I sat on the edge of my bunk and looked at her. She was fully dressed; her light printed silk was of the same general pattern and fit that she preferred. In fact, Catherine looked as I'd always seen her, and as I'd pictured her during the long hopeless weeks of our separation.
”You've got something to add?” I asked her coldly.
”I've got to make you understand, Steve,” she pleaded.
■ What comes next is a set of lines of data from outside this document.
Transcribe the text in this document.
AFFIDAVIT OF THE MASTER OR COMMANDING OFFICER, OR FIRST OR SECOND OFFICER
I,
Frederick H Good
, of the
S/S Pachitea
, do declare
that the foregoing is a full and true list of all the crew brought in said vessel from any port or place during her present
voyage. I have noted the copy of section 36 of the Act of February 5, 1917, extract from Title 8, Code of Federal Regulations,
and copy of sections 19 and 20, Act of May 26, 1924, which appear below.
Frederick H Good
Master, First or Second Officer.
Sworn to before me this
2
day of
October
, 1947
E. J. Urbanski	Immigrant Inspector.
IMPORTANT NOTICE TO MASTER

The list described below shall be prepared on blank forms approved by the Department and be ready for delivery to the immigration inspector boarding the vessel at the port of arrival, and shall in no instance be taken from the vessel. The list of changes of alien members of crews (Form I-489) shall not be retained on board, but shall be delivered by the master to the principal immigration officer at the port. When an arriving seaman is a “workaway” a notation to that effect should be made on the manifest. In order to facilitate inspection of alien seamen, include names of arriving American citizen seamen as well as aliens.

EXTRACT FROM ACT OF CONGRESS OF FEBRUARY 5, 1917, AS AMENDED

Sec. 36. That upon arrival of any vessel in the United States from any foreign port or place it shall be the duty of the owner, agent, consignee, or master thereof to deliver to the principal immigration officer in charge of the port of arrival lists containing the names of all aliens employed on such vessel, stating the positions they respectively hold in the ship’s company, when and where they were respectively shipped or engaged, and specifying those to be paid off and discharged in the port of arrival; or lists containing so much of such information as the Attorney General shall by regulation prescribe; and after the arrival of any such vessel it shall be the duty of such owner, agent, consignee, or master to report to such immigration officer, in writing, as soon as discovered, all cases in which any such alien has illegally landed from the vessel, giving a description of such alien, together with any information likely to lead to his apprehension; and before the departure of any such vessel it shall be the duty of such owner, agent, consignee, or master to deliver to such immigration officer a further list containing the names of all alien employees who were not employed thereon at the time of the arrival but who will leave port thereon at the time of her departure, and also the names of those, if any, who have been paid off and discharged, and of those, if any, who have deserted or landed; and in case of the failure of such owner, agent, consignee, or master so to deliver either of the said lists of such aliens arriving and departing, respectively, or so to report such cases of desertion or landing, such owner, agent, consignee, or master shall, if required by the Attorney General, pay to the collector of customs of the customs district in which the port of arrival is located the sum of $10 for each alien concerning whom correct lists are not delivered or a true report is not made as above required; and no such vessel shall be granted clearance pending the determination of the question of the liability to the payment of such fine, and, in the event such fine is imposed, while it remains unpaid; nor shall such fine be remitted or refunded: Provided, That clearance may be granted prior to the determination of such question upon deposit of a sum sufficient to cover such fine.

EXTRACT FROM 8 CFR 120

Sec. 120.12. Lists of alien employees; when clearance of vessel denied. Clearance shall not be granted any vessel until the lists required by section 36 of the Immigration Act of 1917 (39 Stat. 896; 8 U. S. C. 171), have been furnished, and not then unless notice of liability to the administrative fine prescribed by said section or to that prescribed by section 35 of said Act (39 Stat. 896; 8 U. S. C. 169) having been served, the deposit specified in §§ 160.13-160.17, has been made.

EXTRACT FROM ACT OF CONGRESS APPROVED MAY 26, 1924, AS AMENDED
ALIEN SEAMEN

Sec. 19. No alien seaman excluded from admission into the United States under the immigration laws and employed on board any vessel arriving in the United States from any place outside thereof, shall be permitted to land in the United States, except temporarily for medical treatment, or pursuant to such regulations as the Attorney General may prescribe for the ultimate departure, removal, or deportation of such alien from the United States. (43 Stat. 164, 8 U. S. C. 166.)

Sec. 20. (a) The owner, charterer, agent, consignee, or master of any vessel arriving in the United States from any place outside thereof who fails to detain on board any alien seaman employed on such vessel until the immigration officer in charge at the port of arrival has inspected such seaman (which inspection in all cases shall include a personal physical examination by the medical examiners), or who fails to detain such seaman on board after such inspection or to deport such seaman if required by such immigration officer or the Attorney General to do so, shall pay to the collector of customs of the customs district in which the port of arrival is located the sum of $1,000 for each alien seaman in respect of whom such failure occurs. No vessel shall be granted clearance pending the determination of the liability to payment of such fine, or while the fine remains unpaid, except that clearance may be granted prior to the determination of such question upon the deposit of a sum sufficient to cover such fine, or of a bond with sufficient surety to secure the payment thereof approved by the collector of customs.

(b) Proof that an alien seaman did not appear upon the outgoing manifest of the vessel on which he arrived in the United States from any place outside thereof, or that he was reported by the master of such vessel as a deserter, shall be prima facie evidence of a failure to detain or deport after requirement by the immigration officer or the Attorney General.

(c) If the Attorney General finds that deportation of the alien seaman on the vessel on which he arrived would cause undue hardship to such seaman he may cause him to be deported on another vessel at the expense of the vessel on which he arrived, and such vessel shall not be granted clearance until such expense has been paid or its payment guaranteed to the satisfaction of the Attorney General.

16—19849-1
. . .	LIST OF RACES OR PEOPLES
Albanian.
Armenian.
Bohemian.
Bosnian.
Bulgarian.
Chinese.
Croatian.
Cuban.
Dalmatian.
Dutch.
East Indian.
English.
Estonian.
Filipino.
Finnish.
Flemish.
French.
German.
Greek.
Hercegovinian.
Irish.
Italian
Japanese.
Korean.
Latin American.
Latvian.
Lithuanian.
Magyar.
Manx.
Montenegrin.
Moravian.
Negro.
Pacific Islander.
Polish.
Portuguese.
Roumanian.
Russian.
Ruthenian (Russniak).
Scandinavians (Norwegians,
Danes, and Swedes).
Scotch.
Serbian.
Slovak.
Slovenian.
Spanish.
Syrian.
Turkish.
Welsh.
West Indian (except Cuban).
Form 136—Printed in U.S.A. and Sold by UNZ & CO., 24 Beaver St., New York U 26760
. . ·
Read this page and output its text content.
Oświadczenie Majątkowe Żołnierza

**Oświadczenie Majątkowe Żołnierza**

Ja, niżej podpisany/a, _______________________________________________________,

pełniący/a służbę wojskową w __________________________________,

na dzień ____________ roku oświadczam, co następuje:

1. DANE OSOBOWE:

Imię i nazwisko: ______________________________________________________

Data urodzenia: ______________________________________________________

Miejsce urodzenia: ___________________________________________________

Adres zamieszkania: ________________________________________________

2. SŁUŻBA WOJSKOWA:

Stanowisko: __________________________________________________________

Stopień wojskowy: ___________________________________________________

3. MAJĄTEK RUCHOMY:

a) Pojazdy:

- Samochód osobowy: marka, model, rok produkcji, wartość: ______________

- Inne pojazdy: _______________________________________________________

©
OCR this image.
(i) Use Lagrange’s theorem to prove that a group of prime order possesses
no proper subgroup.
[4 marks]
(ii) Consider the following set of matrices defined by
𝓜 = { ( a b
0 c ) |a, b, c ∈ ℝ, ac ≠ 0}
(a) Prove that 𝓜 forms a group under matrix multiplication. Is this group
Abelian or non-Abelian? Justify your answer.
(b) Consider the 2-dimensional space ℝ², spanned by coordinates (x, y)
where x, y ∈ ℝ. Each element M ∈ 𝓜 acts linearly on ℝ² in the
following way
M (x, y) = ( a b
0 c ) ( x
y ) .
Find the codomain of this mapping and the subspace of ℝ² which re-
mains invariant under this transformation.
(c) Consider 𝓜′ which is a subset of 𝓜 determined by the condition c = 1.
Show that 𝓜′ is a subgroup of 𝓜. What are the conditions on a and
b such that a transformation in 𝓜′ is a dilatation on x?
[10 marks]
”Understand what?” I snapped. ”I know already. You deliberately set out to marry, or else-how tie some emotional cable onto me. G.o.d knows that you succeeded. If it hadn't been for that accident, I'd have been nailed down tight.”
”That part is true,” she whispered.
”Naturally, you've got justification.”
”Well, I have.”
”So has any burglar.”
She shook her head at me. ”Steve, you don't really understand. If only you could read my mind and know the truth--”
She let this trail off in a helpless awkwardness. It was one of those statements that are meaningless because it can be said by either friend or foe and cannot be checked.
I just looked at her and suddenly remembered something:
This was the first time in my life that I was in a position to do some verbal fencing with a telepath on even terms. I could say 'Yes' and think 'No' with absolute impunity. In fact, I might even have had an edge, since as a poor non-telepath I did have some training in subterfuge, falsehood, and diplomatic maneuver that the telepath couldn't have. Catherine and I, at long last, were in the position of the so-called good old days when boys and girls couldn't really know the truth about one another's real thoughts.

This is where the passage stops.